DPL provides an actionlib server for interfacing with your ROS-based system. The action message is defined in object_recognition_node/action/DoPerch.action. The input or "goal" is an array of object_ids to be localized, and the output or "result" is an array of corresponding object poses (transforms from the object models to the scene). If a solution could not be found for some reason, the actionlib server sets the GoalStatus to ABORTED.

There are three steps to set up DPL for your robot and objects:

  1. Prepare object 3D models and a meta-data config file,
  2. Determine your camera intrinsics (focal length, principal point) and add them to a config file,
  3. Specify the point cloud topic, reference frame and other environment parameters in a launch file.
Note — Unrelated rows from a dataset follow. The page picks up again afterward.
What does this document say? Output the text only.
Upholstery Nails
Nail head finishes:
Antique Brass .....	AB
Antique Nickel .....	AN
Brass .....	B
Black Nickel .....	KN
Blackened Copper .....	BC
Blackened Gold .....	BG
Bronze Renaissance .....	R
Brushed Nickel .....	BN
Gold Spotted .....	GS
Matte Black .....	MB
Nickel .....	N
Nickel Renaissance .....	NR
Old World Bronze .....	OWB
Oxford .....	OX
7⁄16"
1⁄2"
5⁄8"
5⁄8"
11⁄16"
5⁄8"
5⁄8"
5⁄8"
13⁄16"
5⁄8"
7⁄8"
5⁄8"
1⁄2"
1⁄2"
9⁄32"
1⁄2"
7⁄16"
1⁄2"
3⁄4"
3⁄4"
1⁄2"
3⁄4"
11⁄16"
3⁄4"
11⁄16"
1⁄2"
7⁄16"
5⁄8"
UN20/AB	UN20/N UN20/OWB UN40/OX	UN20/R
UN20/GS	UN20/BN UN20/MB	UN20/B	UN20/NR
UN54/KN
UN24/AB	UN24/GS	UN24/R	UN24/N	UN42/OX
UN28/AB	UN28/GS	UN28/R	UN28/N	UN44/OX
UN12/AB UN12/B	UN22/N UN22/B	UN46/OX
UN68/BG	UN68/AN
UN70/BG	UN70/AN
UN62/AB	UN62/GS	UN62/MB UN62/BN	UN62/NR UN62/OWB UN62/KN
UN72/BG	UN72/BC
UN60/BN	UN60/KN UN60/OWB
Object Models and Meta-Data

You will need 3D models of the objects that you want to identify and localize; these should be in PLY or STL formats, and can be in either millimeters or meters (but uniformly so for all objects). Additionally, make sure your models have a reasonable resolution (not too high-res), as that could significantly increase run time. For instance, we have used models with 1000 - 4000 vertices and 3000 - 6000 faces.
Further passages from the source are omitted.